Board up a window for protection against strong storms and hurricanes.
You will need
- Exterior-grade plywood
- at least 5/8 of an" thick
- Drill bits
- Lag screws and plastic-coated permanent anchors (for wood-framed houses)
- Expansion bolts and galvanized expansion anchors (for masonry)
- A circular saw
- Safety goggles
- 2-inch galvanized screws (exterior deck screws)
Step 1 Measure your windows Measure each window in your home–including skylights and glass doors–horizontally, from the inside of the exterior trim, and vertically, from the windowsill to the bottom of the top trim.
Step 2 Add overlap Add eight inches to both the height and the width to provide a four-inch overlap on every side.
If the window has an extended bottom sill (a window sill that comes out further than the other sills), add four inches to the height instead of eight.
Step 3 Buy plywood Purchase sheets of plywood cut to these specifications.
If you have a circular saw, buy standard-sized sheets, don some safety goggles, and cut them yourself.
Step 4 Drill holes Drill holes in the plywood the same diameter as the bolts or screws you will be using, The holes should be two inches in from the edges of the plywood at each corner, and at 12-inch intervals around the panel.
If your bottom sill extends out, don’t drill holes along the bottom of your plywood.

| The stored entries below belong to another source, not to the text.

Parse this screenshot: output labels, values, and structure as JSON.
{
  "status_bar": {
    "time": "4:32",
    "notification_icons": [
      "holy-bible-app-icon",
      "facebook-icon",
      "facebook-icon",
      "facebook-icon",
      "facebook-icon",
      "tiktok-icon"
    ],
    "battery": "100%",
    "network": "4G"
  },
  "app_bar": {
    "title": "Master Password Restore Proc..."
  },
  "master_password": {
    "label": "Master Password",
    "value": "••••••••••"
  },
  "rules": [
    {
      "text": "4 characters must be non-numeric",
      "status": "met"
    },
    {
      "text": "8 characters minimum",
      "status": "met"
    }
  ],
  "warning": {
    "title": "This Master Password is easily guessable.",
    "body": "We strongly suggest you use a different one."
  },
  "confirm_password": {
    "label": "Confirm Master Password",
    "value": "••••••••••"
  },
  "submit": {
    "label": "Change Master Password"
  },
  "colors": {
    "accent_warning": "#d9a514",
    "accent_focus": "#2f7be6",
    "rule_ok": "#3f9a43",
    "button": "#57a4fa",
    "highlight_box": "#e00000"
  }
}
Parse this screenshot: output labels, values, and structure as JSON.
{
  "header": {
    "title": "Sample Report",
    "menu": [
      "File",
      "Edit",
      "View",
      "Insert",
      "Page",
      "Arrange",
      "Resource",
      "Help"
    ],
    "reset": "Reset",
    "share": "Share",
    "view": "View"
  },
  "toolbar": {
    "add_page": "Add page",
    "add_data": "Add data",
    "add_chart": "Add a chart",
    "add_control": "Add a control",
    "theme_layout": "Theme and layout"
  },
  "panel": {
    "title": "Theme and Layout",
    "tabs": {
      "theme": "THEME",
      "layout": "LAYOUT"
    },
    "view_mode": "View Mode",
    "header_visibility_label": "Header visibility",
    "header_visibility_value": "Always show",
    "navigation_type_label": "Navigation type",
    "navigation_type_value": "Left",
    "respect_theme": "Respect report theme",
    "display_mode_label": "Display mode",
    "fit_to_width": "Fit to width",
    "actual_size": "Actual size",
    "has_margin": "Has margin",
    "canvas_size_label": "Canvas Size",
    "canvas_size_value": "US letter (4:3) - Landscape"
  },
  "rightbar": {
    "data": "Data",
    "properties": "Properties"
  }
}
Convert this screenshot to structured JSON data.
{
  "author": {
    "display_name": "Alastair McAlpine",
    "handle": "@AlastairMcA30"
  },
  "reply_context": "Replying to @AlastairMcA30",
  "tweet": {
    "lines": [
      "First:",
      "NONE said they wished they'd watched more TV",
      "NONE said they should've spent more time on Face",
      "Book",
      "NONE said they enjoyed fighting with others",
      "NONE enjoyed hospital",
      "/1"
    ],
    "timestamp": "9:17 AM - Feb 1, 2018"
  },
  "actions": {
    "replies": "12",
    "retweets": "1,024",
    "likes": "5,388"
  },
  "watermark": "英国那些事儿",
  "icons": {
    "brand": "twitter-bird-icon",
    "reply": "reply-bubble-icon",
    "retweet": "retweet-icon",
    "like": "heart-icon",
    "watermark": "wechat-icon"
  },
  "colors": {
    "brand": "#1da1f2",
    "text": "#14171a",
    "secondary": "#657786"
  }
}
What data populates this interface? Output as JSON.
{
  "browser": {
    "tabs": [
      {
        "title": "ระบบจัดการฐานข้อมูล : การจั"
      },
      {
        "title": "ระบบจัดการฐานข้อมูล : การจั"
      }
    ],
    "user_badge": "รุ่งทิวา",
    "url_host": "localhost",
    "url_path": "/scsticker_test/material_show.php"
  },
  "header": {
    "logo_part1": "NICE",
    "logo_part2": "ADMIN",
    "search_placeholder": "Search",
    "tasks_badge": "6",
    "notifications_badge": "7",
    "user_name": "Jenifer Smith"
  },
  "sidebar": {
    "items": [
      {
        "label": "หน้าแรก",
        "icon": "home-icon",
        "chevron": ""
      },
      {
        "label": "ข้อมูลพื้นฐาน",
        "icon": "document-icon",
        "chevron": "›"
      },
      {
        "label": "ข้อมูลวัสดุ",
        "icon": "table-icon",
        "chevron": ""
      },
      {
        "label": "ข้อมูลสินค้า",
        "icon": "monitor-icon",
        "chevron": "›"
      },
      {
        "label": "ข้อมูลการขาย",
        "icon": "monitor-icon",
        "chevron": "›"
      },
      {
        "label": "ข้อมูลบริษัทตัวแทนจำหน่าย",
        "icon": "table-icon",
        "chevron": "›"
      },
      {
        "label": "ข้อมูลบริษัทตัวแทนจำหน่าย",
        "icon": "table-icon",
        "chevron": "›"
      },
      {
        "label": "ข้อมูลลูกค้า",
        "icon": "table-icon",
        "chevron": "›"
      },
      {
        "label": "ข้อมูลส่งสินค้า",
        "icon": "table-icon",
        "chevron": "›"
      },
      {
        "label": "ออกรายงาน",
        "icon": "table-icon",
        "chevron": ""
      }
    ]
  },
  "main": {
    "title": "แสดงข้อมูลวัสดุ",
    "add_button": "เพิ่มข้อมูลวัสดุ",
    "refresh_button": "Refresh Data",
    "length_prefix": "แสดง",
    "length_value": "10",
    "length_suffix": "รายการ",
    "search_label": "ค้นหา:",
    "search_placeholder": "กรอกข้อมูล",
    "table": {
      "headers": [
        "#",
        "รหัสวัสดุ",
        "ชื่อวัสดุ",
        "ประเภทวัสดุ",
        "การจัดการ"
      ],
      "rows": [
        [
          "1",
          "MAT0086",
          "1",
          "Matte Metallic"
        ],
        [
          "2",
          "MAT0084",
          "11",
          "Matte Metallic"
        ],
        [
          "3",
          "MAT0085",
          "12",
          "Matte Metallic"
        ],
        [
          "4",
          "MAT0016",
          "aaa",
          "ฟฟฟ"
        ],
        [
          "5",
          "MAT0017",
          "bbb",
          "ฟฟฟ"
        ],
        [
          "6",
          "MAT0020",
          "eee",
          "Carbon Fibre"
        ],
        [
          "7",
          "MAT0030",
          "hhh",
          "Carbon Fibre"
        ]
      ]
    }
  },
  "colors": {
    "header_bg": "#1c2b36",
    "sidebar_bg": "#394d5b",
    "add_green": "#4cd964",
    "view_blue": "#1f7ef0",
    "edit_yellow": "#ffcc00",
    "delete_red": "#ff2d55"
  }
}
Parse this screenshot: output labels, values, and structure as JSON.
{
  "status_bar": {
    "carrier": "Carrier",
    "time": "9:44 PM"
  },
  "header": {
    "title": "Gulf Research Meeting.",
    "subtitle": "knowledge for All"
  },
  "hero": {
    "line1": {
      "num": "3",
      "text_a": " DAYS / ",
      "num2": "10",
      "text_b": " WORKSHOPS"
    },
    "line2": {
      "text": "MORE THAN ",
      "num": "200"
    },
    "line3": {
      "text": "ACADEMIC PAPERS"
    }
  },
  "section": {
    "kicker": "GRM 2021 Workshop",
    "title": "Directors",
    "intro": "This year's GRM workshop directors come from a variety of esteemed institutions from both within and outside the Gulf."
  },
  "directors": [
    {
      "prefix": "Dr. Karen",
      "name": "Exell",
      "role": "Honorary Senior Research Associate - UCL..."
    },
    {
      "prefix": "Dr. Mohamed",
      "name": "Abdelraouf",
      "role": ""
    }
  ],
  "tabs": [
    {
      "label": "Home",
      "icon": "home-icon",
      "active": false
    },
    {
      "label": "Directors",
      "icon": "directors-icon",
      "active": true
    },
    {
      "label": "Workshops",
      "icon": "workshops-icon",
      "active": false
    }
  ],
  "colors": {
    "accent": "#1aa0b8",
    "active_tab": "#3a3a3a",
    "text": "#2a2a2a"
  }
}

Step 5 Mark holes Have a friend hold the plywood up to the window it will cover while you make a mark through each of the holes you just drilled into the plywood.
Step 6 Drill holes Using the marks as reference, drill holes into your house.
Step 7 Hammer in anchors Use a hammer to insert the appropriate anchors–permanent for a wood-framed home, plastic for masonry–into the holes that you just drilled.
On smaller windows with a wood frame, the anchors should penetrate the wall at least 1 ¾ inch. For larger windows with a wood frame, penetrate the wall at least 2 ¼ inch. If you’re securing it to masonry, 1 ¼ inch for small windows and 1 ½ inch for large windows is sufficient.
Step 8 Attach plywood Hold the plywood up to the window and, placing washers over the holes, use the lag screws or expansion bolts (depending on whether your home is wood framed or masonry) to secure the plywood to your house.
Step 9 Brace the seam If two sheets of plywood are required to cover a single window, you’ll need to add bracing along the entire seam. Cut a two-by-four the same length as the seam and attach it to the plywood panels with the 10-gauge, two-inch exterior deck screws spaced every four inches.
Step 10 Label panel Label the panel so you know which window it’s supposed to go over.
Step 11 Waterproof panels If you’re planning to reuse the panels (and after all that work, why not?) consider waterproofing the panels with paint or a sealant.
Step 12 Remove screws After the storm, simply remove the lag or expansion screws holding the panel to your wall, and store the panels, bolts, and washers for the next big storm.
In the 1960s and 1970s, the US government tried various ways to dissipate hurricanes artificially, but the program, called ‘Project Stormfury,’ failed.